Peggy now has some tools for healing.  She knows on a core level the strengths she has to move forward.  She feels empowered by her mother’s continued supportive presence in her life and has a renewed faith in her spiritual strength and resiliency. 

Considerations for the use of Narrative Therapy

Despite my successful experience with the use of narrative therapy in accessing continued attachment as a source of strength in grief, other interventions may first need to be used before certain clients have the ability to fully experience the feelings of grief and transform them into healing and growth.   

My work with “Frank”, an eighty year old widower, is illustrative.  Frank’s wife “Paula” died after a long bout with dementia.  Frank reported that, despite a long and loving marriage, a byproduct of Paula’s dementia was extreme anger toward him.
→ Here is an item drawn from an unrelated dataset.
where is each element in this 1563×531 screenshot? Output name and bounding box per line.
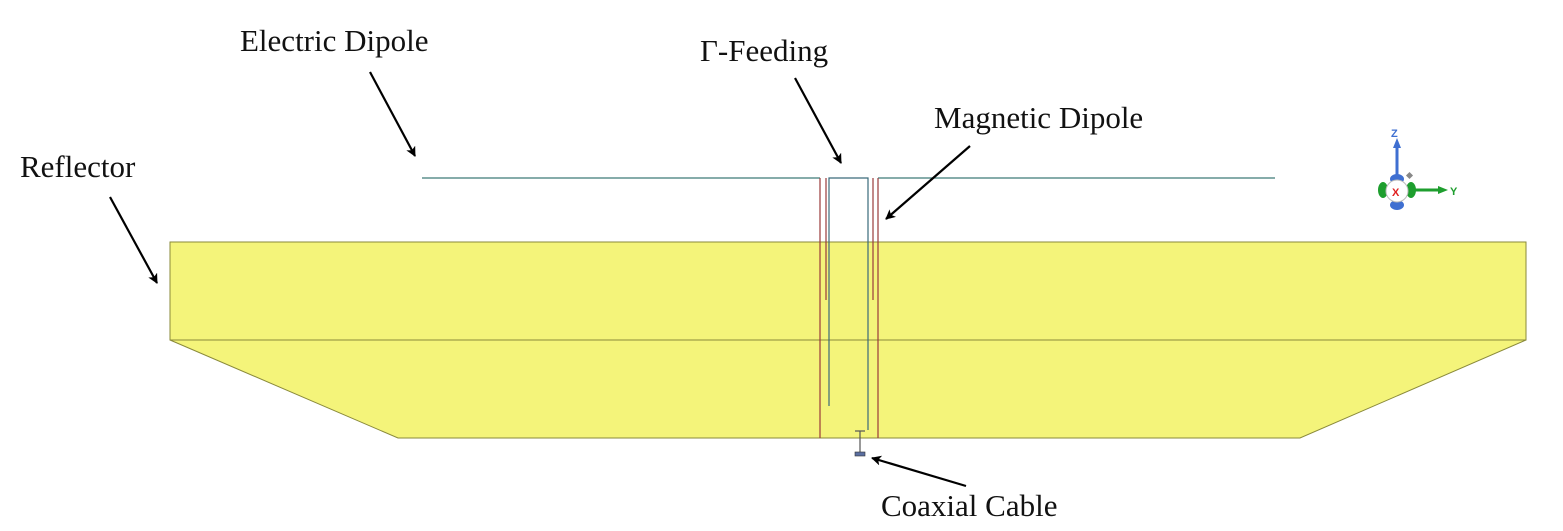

I attempted to do a life review with Frank to see if he could gain some perspective, but in telling the story of his life with Paula, he consistently berated himself.   I realized that a narrative therapy life review would have been counterproductive at that point, and that narrative therapy interventions would only be useful with Frank if he were able to let go of some of his distress and internalized self-blame.  I therefore used Gestalt techniques to work with Frank to release the power of his wife’s anger, and cognitive behavioral approaches to foster Frank’s self-care and self-esteem and to help him realize that he did not have to hold on to the blame and shame his wife had instilled in him.  I also helped Frank access other avenues of support, such as emotional support from his son, social support at the local senior center and a grief support group.   

As a result of continued work with Frank’s feelings of blame and shame and Frank’s availing himself of his sources of support, Frank became less distressed about feeling Paula’s presence.  He found that he was now able to tell the story of his life with Paula without internalizing her anger.  It was only after the use of other interventions that Frank was able to re-author his story, and he came to feel Paula’s presence in his life as his guardian angel.

Conclusion

Narrative therapy can be an effective tool for working with the emotions and grief and finding new meaning in one’s life.  The process of expression literally takes deep feelings out of the body, externalizing them so that they become workable. Through this process, grieving clients are able to see that they have some control over their lives, and can tap into their strengths and their inherent wisdom.  With my guidance as a partner on the path of healing grief, my clients can discover their unique strengths, resources and resiliency, deepen their spiritual beliefs, and enhance the meaning of their lives in the context of the human condition.